Friday, April 18, 2008

Carter meets Hamas supremo in Damascus

Bashar al-Assad (R) meets with Jimmy Carter
©AFP - Louai Beshara

DAMASCUS (AFP) - Former US president Jimmy Carter met exiled Hamas leader Khaled Meshaal in the Syrian capital on Friday despite strong opposition from Israel and the White House.

The controversial meeting was being held at a Hamas office and attended by top Islamist leaders Musa Abu Marzuq and Mohmmed Nazzal, an AFP photographer at the scene said.

Abu Marzuq said Carter and Meshaal would discuss the fate of Corporal Gilad Shalit, an Israeli soldier captured by Hamas and other Palestinian militants in June 2006.

"They will also hold talks on a truce (with Israel) and ending the sanctions on the Palestinian people," he told AFP ahead of the meeting.

Carter, who is on a regional tour to promote Middle East peace, earlier met Syrian President Bashar al-Assad.

State news agency Sana later said they discussed the peace process and relations between the two countries.

The two men expressed "their support for dialogue in arriving at political solutions to problems" and considered it important to "mobilise efforts to reduce the suffering of the Palestinians and to lift the (Israeli) blockade" on the Gaza Strip.

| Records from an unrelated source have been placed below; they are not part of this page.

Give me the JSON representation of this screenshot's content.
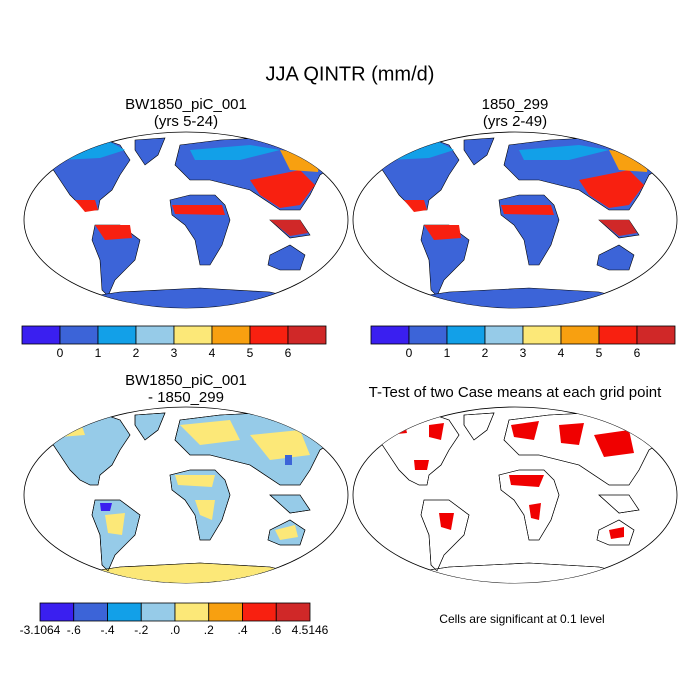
{
  "title": "JJA QINTR (mm/d)",
  "panels": [
    {
      "title": "BW1850_piC_001",
      "subtitle": "(yrs 5-24)"
    },
    {
      "title": "1850_299",
      "subtitle": "(yrs 2-49)"
    },
    {
      "title": "BW1850_piC_001",
      "subtitle": "- 1850_299"
    },
    {
      "title": "T-Test of two Case means at each grid point"
    }
  ],
  "colorbars": [
    {
      "colors": [
        "#3a1ff0",
        "#3c64d8",
        "#12a0e8",
        "#96cbe8",
        "#fce878",
        "#f8a010",
        "#f82010",
        "#d02828"
      ],
      "labels": [
        "0",
        "1",
        "2",
        "3",
        "4",
        "5",
        "6"
      ]
    },
    {
      "colors": [
        "#3a1ff0",
        "#3c64d8",
        "#12a0e8",
        "#96cbe8",
        "#fce878",
        "#f8a010",
        "#f82010",
        "#d02828"
      ],
      "labels": [
        "0",
        "1",
        "2",
        "3",
        "4",
        "5",
        "6"
      ]
    },
    {
      "colors": [
        "#3a1ff0",
        "#3c64d8",
        "#12a0e8",
        "#96cbe8",
        "#fce878",
        "#f8a010",
        "#f82010",
        "#d02828"
      ],
      "labels": [
        "-3.1064",
        "-.6",
        "-.4",
        "-.2",
        ".0",
        ".2",
        ".4",
        ".6",
        "4.5146"
      ]
    }
  ],
  "note": "Cells are significant at 0.1 level"
}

Carter is on a nine-day regional tour that has already seen him visit Israel, the West Bank and Egypt, where on Thursday he met with top Gaza-based Hamas leaders Mahmud Zahar and Said Siam.

That meeting took place in Cairo after Israel barred the former president from visiting the Gaza Strip, which the Islamists have ruled since seizing it in June.

Khaled Meshaal
©AFP/File - Ramzi Haidar

"We had common points of view and the talks will continue today during the meeting with the political leadership of Hamas in Damascus," Zahar said in a telephone interview with AFP from Gaza.

"President Carter talked of humanitarian proposals linked to the truce," he said in reference to attempts to halt the bloodshed in Gaza, where 18 Palestinians and three Israeli soldiers were killed in the latest explosion of violence on Wednesday.

Israel has snubbed Carter, winner of the 2002 Nobel Peace prize, over his plans to talk with Hamas, considered a terrorist organisation by the Jewish state, the United States and European Union.

However, Israeli minister Eli Yishai says he is ready to meet Meshaal to negotiate the release of prisoners held by the Islamist movement, according to Friday's Haaretz daily.

Jimmy Carter
©AFP/File - Cris Bouroncle

"I am ready to meet with all necessary Hamas members," the newspaper quoted the deputy prime minister as telling former Carter during a meeting this week.

During the Israeli leg of his visit, Carter met Shalit's parents and pledged to take up with Meshaal calls for his release.

Washington has said the former president, seen as the architect of the historic 1979 Egypt-Israel peace treaty, is acting in a personal capacity.

In Beirut, US Assistant Secretary of State for Near Eastern Affairs David Welch said Carter's conversations with Hamas leaders risked being "misrepresented."

"We are concerned to advance peace here. We see no intention on the part of Hamas in doing so and there is some risk that these conversations will be misrepresented by Hamas," he said.

But Carter insists he is not acting as a mediator and has been urging talks with Hamas and Syria, saying peace cannot be reached without them.

"I think it's absolutely crucial that in a final dreamed-about and prayed-for peace agreement for this region that Hamas be involved and that Syria be involved," he said in Israel on Monday.

Carter's tour will also include US allies Saudi Arabia and Jordan.